Luca se dirigea vers la porte et en tourna la poignée. Fermée à clef, bien sûr. Il retourna à son lit et s'assit. Sur Murano, ses sens ne lui avaient que très rarement fait défaut quand il s'agissait de sa survie. Pourquoi devrait-il maintenant les mettre en doute ?
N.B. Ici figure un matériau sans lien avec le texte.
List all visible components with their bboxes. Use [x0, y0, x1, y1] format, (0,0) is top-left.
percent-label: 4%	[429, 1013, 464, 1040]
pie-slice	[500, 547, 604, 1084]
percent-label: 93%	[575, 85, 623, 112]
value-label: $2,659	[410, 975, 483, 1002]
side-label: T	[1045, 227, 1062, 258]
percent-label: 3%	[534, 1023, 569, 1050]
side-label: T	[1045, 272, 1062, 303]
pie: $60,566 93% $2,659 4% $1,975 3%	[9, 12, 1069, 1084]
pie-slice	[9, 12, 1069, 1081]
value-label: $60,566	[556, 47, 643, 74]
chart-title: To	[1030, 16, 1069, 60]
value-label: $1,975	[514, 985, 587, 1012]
Un moment fila. Puis quelqu'un passa dans le couloir près de sa porte. La personne avait une démarche furtive : Luca serra les mains sur ses genoux nus. La robe de chambre en chanvre dont il était vêtu l'irritait. Il avait envie de se gratter le cou et les épaules. Malgré l'épaisseur de la matière il se sentait nu, privé de défense dans cet habit de nuit si peu pratique. Il se maudit d'avoir quitté ses vêtements. Les premières nuits il s'y était refusé mais, constatant qu'il ne lui était toujours rien arrivé de mortel, avait cédé, se disant bêtement que ce serait peut-être confortable. Comment faire pour s'enfuir ? Courir, avec ceci... et si on essayait de le blesser ? Une lame pourrait facilement passer à travers le chanvre.

À cet instant un tintement de métal racla le mur du couloir.
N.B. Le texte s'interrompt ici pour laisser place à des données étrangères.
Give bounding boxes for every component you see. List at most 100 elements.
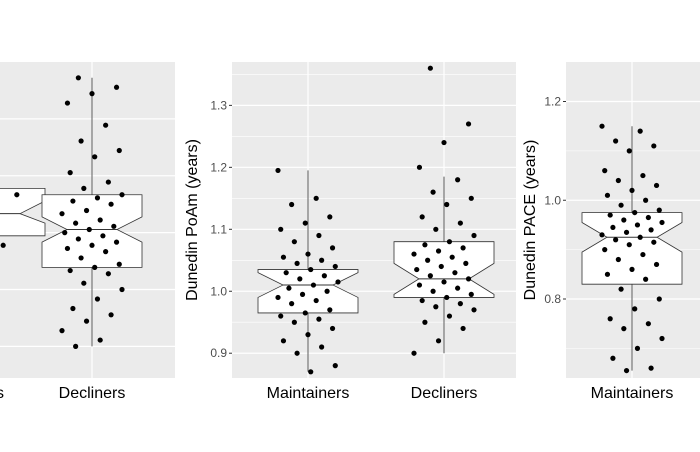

Luca pressa une paume contre ses côtes et les coups de son cœur se propagèrent dans ses doigts, aux limites de son poignet qu'ils traversèrent sourdement. La blessure à son cou le lança ; grâce aux soins d'Anis son état s'était nettement amélioré, mais le souvenir des dents qui s'étaient plantées là revenait le mordre, avec autant de vigueur que si le véritable monstre – Leo – s'était trouvé suspendu à son cou. L'entaille présentait un aspect propre, et Luca n'avait plus eu de délires ni de crises ; autant d'indices qui lui donnaient l'espoir ne ne pas avoir été contaminé, comme Anis avait semblé le soupçonner. Il n'y avait pas de contamination. Tout au plus faisait-il des cauchemars, où le spectre inquiétant de Leo flottait devant lui ; mais cela ne signifiait rien.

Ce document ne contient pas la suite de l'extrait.